Known Only to God
10 Feb 2013
WE SPEND OUR LIVES wanting to be known by others. In fact, the more we are known by others, the more we feel we exist… the more we feel we have value… and the more we feel loved. In other words, the more known we are the more fulfilled and happy we believe we will be. As a consequence, many of us spend our lives trying to be known, especially online where it is possible to accumulate huge numbers of 'friends' and 'connections'. Search engine rankings as well as Facebook and Twitter subscribers have become synonymous with our worth. And yet, in the middle of all this sound and fury of connection, we have never felt so alone.
The reason for this is that the connections we make are increasingly superficial. There is no heart involved; it has all become a numbers game. And because it is a numbers game our output — what we put out about ourselves — becomes increasingly contrived, designed to attract attention and admiration for our self-image, rather than genuine connection with who we actually are.
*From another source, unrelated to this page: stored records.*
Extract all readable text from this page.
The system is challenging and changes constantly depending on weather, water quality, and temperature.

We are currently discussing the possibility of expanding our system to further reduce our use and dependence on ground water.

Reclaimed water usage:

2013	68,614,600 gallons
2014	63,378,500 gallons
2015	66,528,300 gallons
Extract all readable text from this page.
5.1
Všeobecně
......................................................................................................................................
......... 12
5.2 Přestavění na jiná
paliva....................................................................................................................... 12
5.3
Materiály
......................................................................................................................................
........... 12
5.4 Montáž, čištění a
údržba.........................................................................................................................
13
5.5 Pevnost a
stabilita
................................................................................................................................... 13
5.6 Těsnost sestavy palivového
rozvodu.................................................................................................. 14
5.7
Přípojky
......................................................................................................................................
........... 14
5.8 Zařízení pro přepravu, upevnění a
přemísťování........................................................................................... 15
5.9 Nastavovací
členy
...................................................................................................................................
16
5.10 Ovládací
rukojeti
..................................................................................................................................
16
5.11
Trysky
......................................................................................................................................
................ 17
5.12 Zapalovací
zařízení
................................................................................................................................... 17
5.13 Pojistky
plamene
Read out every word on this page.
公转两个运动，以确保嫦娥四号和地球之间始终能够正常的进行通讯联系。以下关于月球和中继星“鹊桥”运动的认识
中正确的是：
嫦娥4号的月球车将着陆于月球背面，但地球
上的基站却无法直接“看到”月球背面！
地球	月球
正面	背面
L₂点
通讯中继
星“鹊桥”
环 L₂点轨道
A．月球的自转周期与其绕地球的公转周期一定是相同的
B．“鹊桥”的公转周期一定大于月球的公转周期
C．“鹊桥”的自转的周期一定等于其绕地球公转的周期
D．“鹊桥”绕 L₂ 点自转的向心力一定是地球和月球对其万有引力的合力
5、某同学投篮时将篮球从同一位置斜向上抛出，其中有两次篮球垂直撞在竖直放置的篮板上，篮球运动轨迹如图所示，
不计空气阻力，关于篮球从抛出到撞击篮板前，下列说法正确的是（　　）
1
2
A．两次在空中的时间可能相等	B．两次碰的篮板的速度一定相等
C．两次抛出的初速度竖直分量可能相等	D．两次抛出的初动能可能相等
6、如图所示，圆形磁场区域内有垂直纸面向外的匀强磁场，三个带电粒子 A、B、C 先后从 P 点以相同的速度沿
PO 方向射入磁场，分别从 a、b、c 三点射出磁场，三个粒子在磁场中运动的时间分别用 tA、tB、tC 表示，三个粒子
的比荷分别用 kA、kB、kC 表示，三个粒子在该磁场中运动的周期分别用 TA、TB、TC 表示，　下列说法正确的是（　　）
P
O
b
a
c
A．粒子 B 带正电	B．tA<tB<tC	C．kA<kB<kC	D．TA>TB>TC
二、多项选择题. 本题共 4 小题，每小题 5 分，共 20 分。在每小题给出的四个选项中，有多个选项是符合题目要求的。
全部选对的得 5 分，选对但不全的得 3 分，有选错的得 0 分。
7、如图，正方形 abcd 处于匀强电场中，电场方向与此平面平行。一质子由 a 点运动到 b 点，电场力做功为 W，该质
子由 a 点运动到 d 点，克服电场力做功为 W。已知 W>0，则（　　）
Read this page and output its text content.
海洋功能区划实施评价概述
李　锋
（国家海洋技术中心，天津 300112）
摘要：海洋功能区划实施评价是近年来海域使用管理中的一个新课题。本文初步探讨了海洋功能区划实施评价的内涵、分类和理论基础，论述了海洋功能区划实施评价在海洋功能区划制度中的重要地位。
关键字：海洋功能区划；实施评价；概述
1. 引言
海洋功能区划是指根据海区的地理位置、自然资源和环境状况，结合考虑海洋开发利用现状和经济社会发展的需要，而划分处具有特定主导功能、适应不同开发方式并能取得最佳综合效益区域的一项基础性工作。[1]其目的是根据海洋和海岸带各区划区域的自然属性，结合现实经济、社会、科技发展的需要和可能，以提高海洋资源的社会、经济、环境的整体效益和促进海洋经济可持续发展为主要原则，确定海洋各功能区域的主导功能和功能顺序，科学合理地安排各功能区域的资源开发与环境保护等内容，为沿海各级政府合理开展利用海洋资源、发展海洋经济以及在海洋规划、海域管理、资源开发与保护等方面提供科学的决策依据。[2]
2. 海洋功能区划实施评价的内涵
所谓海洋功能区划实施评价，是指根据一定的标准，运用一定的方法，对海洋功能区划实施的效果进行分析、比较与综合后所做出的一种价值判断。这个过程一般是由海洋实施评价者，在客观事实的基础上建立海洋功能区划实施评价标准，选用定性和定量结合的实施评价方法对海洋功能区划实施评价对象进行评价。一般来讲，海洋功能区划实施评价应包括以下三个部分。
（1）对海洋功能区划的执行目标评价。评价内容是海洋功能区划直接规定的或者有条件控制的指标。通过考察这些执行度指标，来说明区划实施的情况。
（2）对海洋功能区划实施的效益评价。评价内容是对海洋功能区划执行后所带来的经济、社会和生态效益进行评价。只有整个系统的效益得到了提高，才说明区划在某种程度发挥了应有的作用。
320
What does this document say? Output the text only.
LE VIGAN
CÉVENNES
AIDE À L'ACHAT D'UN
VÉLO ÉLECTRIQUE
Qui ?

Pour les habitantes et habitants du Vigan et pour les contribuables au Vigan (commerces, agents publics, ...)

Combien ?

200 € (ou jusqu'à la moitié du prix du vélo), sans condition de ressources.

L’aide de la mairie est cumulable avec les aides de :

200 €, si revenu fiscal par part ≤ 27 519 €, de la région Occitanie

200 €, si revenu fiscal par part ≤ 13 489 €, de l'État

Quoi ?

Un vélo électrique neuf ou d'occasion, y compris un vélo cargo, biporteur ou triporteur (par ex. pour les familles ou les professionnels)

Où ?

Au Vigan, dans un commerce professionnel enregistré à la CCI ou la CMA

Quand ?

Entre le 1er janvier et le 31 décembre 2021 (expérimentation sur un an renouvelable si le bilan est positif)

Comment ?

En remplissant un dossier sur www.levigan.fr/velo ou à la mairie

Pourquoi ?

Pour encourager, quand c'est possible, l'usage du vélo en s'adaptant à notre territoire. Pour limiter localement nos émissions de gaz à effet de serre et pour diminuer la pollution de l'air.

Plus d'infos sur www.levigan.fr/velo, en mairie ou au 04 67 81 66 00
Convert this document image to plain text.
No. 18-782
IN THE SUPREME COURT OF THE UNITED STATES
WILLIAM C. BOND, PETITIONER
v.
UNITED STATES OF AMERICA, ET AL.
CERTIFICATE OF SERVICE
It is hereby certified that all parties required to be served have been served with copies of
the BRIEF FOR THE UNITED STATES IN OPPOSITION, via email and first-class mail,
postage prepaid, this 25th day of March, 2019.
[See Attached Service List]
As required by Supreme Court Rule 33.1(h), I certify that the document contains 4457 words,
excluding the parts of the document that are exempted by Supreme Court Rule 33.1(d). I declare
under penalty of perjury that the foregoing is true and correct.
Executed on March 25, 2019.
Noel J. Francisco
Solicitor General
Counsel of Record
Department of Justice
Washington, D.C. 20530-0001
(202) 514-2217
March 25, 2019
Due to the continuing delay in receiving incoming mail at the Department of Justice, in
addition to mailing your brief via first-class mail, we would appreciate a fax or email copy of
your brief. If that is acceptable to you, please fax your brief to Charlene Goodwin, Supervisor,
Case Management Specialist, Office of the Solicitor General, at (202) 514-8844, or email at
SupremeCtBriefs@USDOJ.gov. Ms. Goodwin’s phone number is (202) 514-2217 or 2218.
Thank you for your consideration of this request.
After all, who needs genuine connection these days? Friends are high maintenance — you need to spend time with them, you need to share all aspects of your life with them, even those aspects you do not like in yourself. It is far easier to collect subscribers or visitors: they can supply a bigger hit of attention than any bunch of friends could, and keeping things superficial allows you to stage-manage what they actually see in you.
A lot of this new attitude came from the corporate sector, where visibility has become the gold-standard for marketing anything and everything. In the corporate world, it is a numbers game because, at the end of the day, it is all about sales and profits.
But individuals are not commodities. The more visible we are, the less happy we often are, if we are honest with ourselves. In fact, true happiness comes from invisibility, not visibility. When we become invisible to the world, when the 'I' which thinks it is the star of the show takes a backseat… that is when authentic happiness blossoms.
Here is a question: what would it be like to be known only to God? The question is valid whatever your definition of God is. (For me, God is the awareness that is at the base of all consciousness, which underlies All-That-Is.) How would we live our lives if we only cared about being known by God?
So much of our offline and online lives are about validation of who and what we think we are. When we feel someone knows us, we feel a warm glow inside. This glow is the glue for most relationships. To be known is a comforting thing. But suppose that we gave up being personally known, content to be known only to God. How would we interact differently with the other people we come across, both offline and online? Would we even bother to communicate at all? When we meet someone down in a bar or at the pub, how would we behave if we were not after personal validation?
Superficially, such a scenario might seem to lead to fragmentation as nobody would bother connecting any more; relationships would lose their glue. But the opposite is actually true. When the pressure is off to be known, when we have no hidden agenda for validation, real heart connection happens spontaneously. For being content with being known only by God cuts off the oxygen supply to the conceptual self, and we find a true happiness that has nothing to do with being visible or admired.
The message of social media sites like Facebook and Twitter is that we are commodities to be marketed. And to these organisations, we are commodities to be marketed! But the more we treat ourselves as commodities, the more unhappy and unfulfilled we feel. Human beings are not commodities, and marketing ourselves as such only brings unhappiness.
Become invisible, become unknown, and bask in the heart light that arises when we let go of trying to be a somebody.